Konsep resiliensi berusaha untuk memahami sumber dan peran perubahan, khususnya jenis perubahan transformasi dalam sistem kapasitas beradaptasi
Redman dan Kinzig 2003. Kapasitas beradaptasi merupakan kemampuan sistem sosial-ekologi untuk menghadapi situasi baru tanpa kehilangan pilihan dimasa
depan. Dalam hal ini, resiliensi merupakan kunci untuk meningkatkan kapasitas berdaptasi. Kapasitas beradaptasi dalam sistem ekologi terkait dengan
keanekaragaman genetik, keanekaragaman biologi, kemajemukan lansekap. Dalam sistem sosial, keberadaan institusi dan jaringan pembelajaran yang
memiliki pengetahuan, pengalaman dalam pemecahan masalah, serta keseimbangan kekuatan diantara kelompok kepentingan memiliki peran penting
dalam kapasitas beradaptasi. Resiliensi ekologi sistem perairan dan lahan basah sebagai jumlah
gangguan dimana sistem dapat menyerap tanpa perubahan struktur dan komposisi.

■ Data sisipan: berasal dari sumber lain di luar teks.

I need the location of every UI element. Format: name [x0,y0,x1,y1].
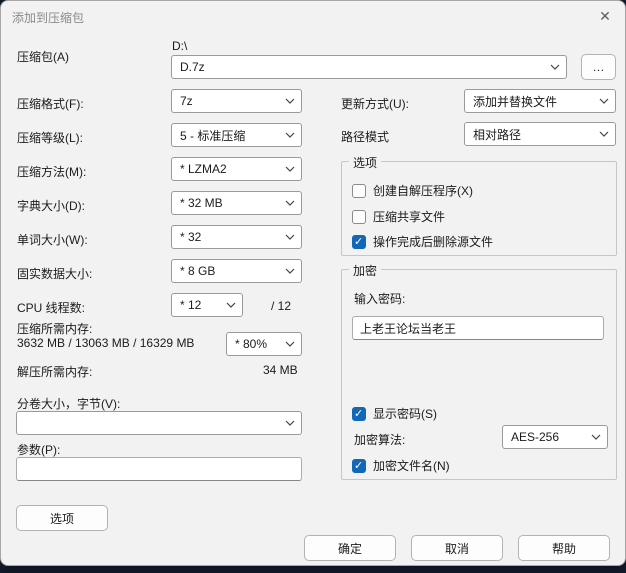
chevron-down-icon [285,420,295,426]
desktop-background: 添加到压缩包 ✕ 压缩包(A) D:\ D.7z … 压缩格式(F): 7z 压… [0,0,626,573]
dialog-title: 添加到压缩包 [12,11,85,25]
volume-size-combo[interactable] [16,411,302,435]
solid-block-label: 固实数据大小: [17,267,93,281]
create-sfx-label: 创建自解压程序(X) [373,184,473,198]
help-button[interactable]: 帮助 [518,535,610,561]
chevron-down-icon [599,98,609,104]
mem-compress-label: 压缩所需内存: [17,322,93,336]
mem-decompress-value: 34 MB [263,363,298,377]
parameters-label: 参数(P): [17,443,61,457]
delete-after-label: 操作完成后删除源文件 [373,235,494,249]
show-password-label: 显示密码(S) [373,407,437,421]
mem-decompress-label: 解压所需内存: [17,365,93,379]
encryption-method-label: 加密算法: [354,433,406,447]
shared-files-label: 压缩共享文件 [373,210,446,224]
cpu-threads-label: CPU 线程数: [17,301,86,315]
browse-button[interactable]: … [581,54,616,80]
path-mode-combo[interactable]: 相对路径 [464,122,616,146]
update-mode-label: 更新方式(U): [341,97,409,111]
chevron-down-icon [285,268,295,274]
encrypt-names-label: 加密文件名(N) [373,459,450,473]
chevron-down-icon [285,234,295,240]
password-input[interactable] [352,316,604,340]
mem-usage-combo[interactable]: * 80% [226,332,302,356]
archive-dir-label: D:\ [172,39,188,53]
checkbox-icon[interactable] [352,183,366,198]
checkbox-icon[interactable] [352,406,366,421]
encryption-method-value: AES-256 [511,430,560,444]
password-label: 输入密码: [354,292,406,306]
cpu-threads-combo[interactable]: * 12 [171,293,243,317]
checkbox-icon[interactable] [352,209,366,224]
chevron-down-icon [285,166,295,172]
solid-block-value: * 8 GB [180,264,216,278]
level-value: 5 - 标准压缩 [180,128,246,143]
encrypt-names-checkbox[interactable]: 加密文件名(N) [352,457,450,474]
ok-button[interactable]: 确定 [304,535,396,561]
archive-name-combo[interactable]: D.7z [171,55,567,79]
archive-name-value: D.7z [180,60,205,74]
dictionary-label: 字典大小(D): [17,199,85,213]
create-sfx-checkbox[interactable]: 创建自解压程序(X) [352,182,473,199]
shared-files-checkbox[interactable]: 压缩共享文件 [352,208,445,225]
encryption-method-combo[interactable]: AES-256 [502,425,608,449]
chevron-down-icon [285,132,295,138]
cpu-threads-value: * 12 [180,298,202,312]
dictionary-value: * 32 MB [180,196,223,210]
path-mode-label: 路径模式 [341,130,390,144]
method-combo[interactable]: * LZMA2 [171,157,302,181]
encryption-group-title: 加密 [349,262,382,279]
level-label: 压缩等级(L): [17,131,84,145]
mem-compress-detail: 3632 MB / 13063 MB / 16329 MB [17,336,195,350]
show-password-checkbox[interactable]: 显示密码(S) [352,405,437,422]
format-combo[interactable]: 7z [171,89,302,113]
dictionary-combo[interactable]: * 32 MB [171,191,302,215]
parameters-input[interactable] [16,457,302,481]
options-group-title: 选项 [349,154,382,171]
chevron-down-icon [591,434,601,440]
cpu-threads-max: / 12 [271,299,292,313]
update-mode-combo[interactable]: 添加并替换文件 [464,89,616,113]
chevron-down-icon [599,131,609,137]
update-mode-value: 添加并替换文件 [473,94,558,109]
chevron-down-icon [285,200,295,206]
method-label: 压缩方法(M): [17,165,87,179]
encryption-group: 加密 输入密码: 显示密码(S) 加密算法: AES-256 加密文件名(N) [341,262,617,480]
delete-after-checkbox[interactable]: 操作完成后删除源文件 [352,233,493,250]
path-mode-value: 相对路径 [473,127,522,142]
checkbox-icon[interactable] [352,458,366,473]
word-size-label: 单词大小(W): [17,233,88,247]
chevron-down-icon [550,64,560,70]
cancel-button[interactable]: 取消 [411,535,503,561]
close-icon[interactable]: ✕ [593,5,617,27]
title-bar[interactable]: 添加到压缩包 ✕ [1,1,625,31]
word-size-value: * 32 [180,230,202,244]
options-button[interactable]: 选项 [16,505,108,531]
chevron-down-icon [285,341,295,347]
archive-label: 压缩包(A) [17,50,69,64]
checkbox-icon[interactable] [352,234,366,249]
solid-block-combo[interactable]: * 8 GB [171,259,302,283]
chevron-down-icon [226,302,236,308]
method-value: * LZMA2 [180,162,227,176]
add-to-archive-dialog: 添加到压缩包 ✕ 压缩包(A) D:\ D.7z … 压缩格式(F): 7z 压… [0,0,626,566]
mem-usage-value: * 80% [235,337,268,351]
word-size-combo[interactable]: * 32 [171,225,302,249]
chevron-down-icon [285,98,295,104]
volume-size-label: 分卷大小，字节(V): [17,397,121,411]
level-combo[interactable]: 5 - 标准压缩 [171,123,302,147]
format-label: 压缩格式(F): [17,97,84,111]
format-value: 7z [180,94,193,108]
options-group: 选项 创建自解压程序(X) 压缩共享文件 操作完成后删除源文件 [341,154,617,256]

15 Resiliensi ekologi terkait dengan perubahan variabel secara perlahan seperti tanah
atau kandungan nutrien, struktur habitat, laut, dan faktor iklim. Resiliensi telah diuji dengan gangguan dalam bentuk kekeringan atau siklus banjir dan
sedimentasi. Resiliensi erosi merupakan hasil dari intervensi manusia yang menstabilkan proses ekosistem, seperti mitigasi dari banjir dan kekeringan atau
kebakaran Gunderson et al. 2006. Menurut Folke et al. 2002, terdapat empat faktor penting yang saling
berhubungan untuk mengatasi dinamika sumberdaya alam selama perubahan dan re-organisasi, yaitu 1 belajar dengan perubahan dan ketidakpastian,
2 memelihara keragaman, 3 mengkombinasikan berbagai macam pengetahuan, dan 4 menciptakan peluang untuk pengorganisasian diri.